Naturschutz

Internationale Klimaallianz zum Schutz des peruanischen Amazonas-Regenwaldes

Peru, Deutschland, Norwegen, das Vereinigte Königreich und die USA verstärken ihre Bemühungen zur Reduzierung der Entwaldung im peruanischen Amazonas-Gebiet bis 2025. Die Klima- und Waldpartnerschaft wurde verlängert, um den Schutz der wertvollen Wälder zu gewährleisten und die nachhaltige Entwicklung zu fördern.

Erweiterung der internationalen Partnerschaft für den Klimaschutz

Peru, Deutschland, Norwegen, das Vereinigte Königreich und die USA verstärken ihre Bemühungen zur Reduzierung der Entwaldung im peruanischen Amazonas-Gebiet bis zum Jahr 2025. Peru beherbergt den viertgrößten tropischen Regenwald der Welt, dessen Fläche fast doppelt so groß ist wie Deutschland.

Der Klimawandel ist eine globale Bedrohung. Um ihm entgegenzutreten, bedarf es einer Zusammenarbeit über Ländergrenzen hinweg. Mit der Unterstützung seiner Partner bekräftigt Peru erneut seinen Einsatz für den Schutz unserer wertvollen Wälder und die Förderung der nachhaltigen Entwicklung im Amazonasgebiet.

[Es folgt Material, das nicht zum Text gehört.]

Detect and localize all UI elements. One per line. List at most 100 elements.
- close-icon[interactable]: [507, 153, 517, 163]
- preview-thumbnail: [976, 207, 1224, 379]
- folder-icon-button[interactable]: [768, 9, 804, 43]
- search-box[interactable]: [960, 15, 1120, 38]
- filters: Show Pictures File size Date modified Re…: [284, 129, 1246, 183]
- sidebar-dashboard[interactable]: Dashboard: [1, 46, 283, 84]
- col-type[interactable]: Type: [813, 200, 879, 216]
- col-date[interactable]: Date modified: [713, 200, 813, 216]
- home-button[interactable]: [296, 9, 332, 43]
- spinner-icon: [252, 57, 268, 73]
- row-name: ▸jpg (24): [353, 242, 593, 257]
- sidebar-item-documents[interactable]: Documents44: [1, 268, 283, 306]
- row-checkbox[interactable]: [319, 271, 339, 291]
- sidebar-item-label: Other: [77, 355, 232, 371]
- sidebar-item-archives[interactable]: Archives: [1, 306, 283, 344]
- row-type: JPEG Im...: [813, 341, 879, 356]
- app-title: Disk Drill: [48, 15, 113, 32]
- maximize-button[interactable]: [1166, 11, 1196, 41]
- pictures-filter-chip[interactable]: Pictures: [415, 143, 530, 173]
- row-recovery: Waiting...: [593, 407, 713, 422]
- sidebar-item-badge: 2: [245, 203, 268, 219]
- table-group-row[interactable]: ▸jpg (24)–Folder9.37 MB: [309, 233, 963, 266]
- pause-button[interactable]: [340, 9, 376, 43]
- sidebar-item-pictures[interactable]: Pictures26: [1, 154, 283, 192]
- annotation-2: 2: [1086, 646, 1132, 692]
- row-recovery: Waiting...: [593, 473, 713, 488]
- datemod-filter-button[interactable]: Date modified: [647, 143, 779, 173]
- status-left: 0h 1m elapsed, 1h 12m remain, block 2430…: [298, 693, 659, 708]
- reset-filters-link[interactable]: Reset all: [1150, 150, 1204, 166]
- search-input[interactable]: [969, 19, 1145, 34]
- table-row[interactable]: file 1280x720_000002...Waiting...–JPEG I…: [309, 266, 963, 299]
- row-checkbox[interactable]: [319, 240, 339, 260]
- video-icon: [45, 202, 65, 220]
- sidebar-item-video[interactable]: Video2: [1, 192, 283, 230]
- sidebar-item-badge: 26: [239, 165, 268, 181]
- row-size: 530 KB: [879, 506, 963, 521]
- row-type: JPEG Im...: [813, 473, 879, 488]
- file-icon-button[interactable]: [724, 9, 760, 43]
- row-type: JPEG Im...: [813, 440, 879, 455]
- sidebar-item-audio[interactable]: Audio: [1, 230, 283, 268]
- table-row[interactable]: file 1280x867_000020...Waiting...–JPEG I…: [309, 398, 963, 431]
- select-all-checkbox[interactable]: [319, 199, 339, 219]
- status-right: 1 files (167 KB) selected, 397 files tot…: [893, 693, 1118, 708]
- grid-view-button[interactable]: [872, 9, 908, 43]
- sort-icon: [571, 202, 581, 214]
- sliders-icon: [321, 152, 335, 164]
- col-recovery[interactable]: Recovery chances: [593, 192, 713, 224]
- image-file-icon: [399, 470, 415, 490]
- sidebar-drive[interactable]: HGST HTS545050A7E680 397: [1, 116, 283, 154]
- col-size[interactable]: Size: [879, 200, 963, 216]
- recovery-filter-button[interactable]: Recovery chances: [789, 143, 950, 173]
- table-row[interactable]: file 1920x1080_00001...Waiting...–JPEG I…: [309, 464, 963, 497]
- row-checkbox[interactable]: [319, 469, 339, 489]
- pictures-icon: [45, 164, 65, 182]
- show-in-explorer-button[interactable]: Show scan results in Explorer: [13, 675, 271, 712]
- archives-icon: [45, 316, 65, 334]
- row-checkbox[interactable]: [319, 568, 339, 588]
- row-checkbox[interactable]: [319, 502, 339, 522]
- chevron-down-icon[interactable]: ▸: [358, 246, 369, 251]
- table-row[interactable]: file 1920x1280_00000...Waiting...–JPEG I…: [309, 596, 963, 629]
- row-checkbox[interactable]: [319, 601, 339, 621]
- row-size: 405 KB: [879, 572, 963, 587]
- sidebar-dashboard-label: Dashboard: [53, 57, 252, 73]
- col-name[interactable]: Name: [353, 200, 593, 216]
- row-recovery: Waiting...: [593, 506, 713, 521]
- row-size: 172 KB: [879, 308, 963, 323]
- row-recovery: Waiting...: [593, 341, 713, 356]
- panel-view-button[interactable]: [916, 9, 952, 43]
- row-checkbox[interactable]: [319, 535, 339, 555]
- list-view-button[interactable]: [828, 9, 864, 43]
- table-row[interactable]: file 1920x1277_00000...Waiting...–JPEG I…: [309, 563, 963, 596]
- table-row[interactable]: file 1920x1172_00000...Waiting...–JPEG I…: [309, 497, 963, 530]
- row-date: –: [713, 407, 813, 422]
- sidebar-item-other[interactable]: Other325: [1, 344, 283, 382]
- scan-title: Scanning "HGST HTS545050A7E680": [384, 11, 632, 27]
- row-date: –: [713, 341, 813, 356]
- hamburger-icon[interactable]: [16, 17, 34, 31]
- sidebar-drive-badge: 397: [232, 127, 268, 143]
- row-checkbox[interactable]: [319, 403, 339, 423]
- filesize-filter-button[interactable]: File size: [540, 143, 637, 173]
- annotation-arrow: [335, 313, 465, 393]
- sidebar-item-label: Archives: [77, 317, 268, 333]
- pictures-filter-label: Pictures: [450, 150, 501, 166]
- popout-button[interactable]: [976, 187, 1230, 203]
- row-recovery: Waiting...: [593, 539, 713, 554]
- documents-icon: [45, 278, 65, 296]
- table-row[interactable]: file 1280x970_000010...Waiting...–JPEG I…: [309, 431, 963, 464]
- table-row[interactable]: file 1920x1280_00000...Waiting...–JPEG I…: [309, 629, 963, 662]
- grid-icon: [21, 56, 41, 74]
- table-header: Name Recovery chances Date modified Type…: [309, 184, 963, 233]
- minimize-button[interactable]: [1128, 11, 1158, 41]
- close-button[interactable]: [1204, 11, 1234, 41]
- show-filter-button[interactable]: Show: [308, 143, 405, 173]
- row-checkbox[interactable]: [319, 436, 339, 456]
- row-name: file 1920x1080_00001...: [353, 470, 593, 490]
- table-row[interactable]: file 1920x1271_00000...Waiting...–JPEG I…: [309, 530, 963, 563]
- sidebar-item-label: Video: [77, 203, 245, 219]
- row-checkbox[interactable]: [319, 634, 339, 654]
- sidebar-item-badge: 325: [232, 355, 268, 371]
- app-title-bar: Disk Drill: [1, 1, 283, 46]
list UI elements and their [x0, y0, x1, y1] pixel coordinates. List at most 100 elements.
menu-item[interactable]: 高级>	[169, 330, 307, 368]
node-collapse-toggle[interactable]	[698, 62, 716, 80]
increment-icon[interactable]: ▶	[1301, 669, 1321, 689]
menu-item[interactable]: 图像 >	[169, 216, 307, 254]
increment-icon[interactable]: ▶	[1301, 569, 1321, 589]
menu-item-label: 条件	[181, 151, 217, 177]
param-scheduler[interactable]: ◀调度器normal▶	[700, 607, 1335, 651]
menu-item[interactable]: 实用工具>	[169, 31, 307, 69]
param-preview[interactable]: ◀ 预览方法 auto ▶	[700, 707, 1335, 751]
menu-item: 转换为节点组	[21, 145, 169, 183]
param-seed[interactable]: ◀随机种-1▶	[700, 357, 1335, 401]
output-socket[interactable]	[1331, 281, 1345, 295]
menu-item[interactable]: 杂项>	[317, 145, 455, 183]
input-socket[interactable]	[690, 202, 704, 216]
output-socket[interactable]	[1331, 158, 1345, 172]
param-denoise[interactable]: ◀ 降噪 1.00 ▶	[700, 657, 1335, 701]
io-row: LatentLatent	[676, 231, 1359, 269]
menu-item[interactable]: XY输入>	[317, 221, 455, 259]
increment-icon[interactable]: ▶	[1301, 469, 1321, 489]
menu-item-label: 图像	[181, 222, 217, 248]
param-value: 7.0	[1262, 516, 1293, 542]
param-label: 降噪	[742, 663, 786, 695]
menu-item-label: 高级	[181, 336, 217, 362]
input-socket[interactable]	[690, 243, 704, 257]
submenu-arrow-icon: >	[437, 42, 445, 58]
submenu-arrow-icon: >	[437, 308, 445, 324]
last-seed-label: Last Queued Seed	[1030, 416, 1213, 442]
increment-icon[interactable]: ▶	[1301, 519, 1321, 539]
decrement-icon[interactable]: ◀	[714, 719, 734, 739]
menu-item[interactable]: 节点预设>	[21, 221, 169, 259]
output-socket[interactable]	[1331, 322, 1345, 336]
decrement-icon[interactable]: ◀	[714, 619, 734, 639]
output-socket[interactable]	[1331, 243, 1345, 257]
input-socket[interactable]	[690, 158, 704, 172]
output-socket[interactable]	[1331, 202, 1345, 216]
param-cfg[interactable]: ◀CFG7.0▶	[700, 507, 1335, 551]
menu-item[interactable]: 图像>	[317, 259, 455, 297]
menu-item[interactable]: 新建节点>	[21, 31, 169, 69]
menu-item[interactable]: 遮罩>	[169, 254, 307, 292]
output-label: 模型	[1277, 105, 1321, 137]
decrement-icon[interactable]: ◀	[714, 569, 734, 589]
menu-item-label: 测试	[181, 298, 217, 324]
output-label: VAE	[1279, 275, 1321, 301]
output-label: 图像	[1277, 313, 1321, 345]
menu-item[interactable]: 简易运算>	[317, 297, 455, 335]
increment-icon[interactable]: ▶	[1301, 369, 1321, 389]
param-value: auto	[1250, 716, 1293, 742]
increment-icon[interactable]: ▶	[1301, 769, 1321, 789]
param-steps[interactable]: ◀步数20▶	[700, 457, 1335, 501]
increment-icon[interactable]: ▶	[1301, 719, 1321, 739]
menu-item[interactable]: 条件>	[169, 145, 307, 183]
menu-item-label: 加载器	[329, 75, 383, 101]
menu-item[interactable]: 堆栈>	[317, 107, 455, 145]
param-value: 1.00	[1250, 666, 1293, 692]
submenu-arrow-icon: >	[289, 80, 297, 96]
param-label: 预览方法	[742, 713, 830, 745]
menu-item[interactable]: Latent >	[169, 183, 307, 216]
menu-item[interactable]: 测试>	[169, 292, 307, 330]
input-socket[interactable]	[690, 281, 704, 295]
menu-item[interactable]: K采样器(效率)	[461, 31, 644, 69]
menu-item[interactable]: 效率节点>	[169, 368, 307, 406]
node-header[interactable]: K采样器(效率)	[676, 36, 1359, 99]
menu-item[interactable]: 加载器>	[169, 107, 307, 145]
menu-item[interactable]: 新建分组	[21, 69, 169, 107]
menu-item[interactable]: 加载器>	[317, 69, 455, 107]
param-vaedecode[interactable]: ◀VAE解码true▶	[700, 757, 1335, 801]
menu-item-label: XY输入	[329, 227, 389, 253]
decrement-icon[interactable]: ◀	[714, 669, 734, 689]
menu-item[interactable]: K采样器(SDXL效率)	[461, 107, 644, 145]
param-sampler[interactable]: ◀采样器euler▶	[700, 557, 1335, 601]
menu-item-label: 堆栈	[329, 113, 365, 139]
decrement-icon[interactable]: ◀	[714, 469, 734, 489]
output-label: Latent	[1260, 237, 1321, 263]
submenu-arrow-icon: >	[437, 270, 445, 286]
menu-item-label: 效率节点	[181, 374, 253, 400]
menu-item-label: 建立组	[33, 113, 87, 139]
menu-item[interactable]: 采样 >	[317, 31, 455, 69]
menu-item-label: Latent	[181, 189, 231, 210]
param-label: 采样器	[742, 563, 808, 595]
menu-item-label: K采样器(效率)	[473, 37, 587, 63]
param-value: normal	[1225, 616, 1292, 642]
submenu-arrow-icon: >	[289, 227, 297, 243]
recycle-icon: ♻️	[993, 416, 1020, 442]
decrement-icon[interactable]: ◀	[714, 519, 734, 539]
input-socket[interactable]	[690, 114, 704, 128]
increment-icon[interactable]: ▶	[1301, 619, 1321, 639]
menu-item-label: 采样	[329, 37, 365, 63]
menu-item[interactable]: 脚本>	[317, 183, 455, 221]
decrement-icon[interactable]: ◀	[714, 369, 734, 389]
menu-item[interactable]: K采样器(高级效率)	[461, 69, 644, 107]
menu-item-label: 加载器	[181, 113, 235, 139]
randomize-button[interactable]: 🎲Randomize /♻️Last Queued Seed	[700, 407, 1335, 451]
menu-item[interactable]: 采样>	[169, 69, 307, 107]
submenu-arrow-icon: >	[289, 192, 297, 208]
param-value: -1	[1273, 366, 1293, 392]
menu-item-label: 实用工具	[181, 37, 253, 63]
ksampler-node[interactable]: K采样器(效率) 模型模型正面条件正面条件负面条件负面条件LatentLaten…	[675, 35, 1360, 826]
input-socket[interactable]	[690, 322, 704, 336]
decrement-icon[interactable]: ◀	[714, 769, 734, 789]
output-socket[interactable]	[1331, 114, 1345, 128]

Dies erklärte der peruanische Umweltminister Gabriel Quijandría Acosta anlässlich der Unterzeichnung der bis 2025 verlängerten Klima- und Waldpartnerschaft. Die gemeinsame Absichtserklärung wurde am 31. Mai auch von Ministerinnen und Ministern aus Deutschland, Norwegen, dem Vereinigten Königreich und den USA, vertreten durch die U.S. Agency for International Development (USAID), unterzeichnet. Damit bringen die Partner ihre Unterstützung für Peru im Kampf gegen den Verlust und die Schädigung von Wäldern zum Ausdruck und tragen zur nachhaltigen Entwicklung des Landes bei.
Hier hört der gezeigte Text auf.